Dubbed an “existential retelling” of the life of a fictional American man named Redford Stephens, who lived between 1974 and 1999, Undun “seeks to illustrate the intersection of free will and prescribed destiny as it plays out ‘on the corner”‘.
Drugs, violence, desperation and regret play out in the narrative contained within these 14 tracks.
The tale begins at the end of Stephens’s life: in Sleep, MC Black Thought raps: “All that I am, all that I was, is history / The past unravelled, adding insult to this injury”. In Make My, the protagonist, still in a disoriented state, concludes: “If there’s a heaven, I can’t find the stairway”.
It’s a fascinating and original approach to urban storytelling that remains compelling throughout the album’s 39 minutes.

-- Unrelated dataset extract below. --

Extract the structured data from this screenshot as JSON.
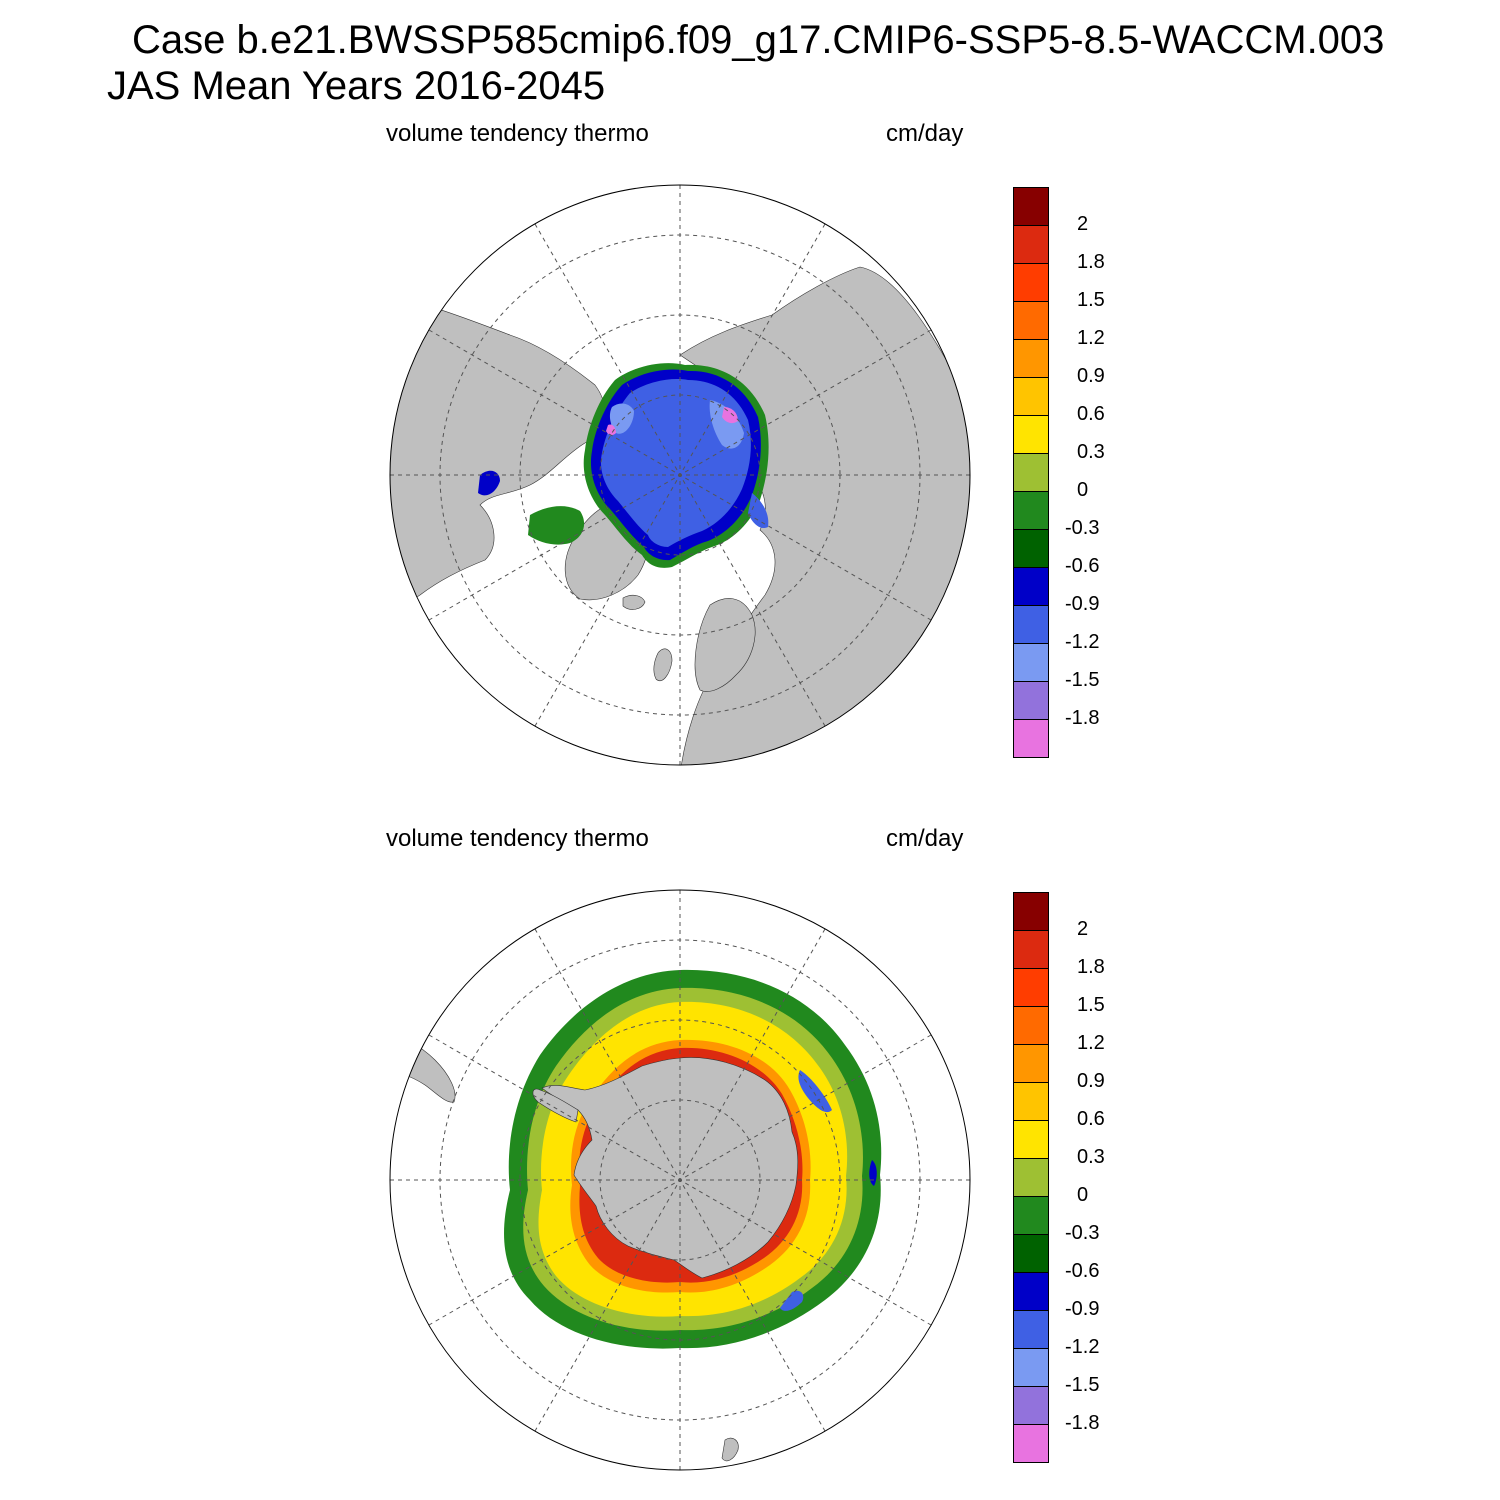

After 13 albums together, the Roots’ sound has become so distinguished and refined that it’s simply a joy to hear them at the height of their game. In effortlessly smooth track Kool On, each instrument – guitar, bass, drums, keys, vocals – can be clearly identified in the mix. Drummer Ahmir “Questlove” Thompson can be relied on for at least one classic beat an album; on Undun, it’s The OtherSide.
The final four tracks – the “Redford Suite” – consist of a beautiful, elegiac orchestral arrangement. It’s the final surprise on an album that further solidifies the Roots as genre leaders.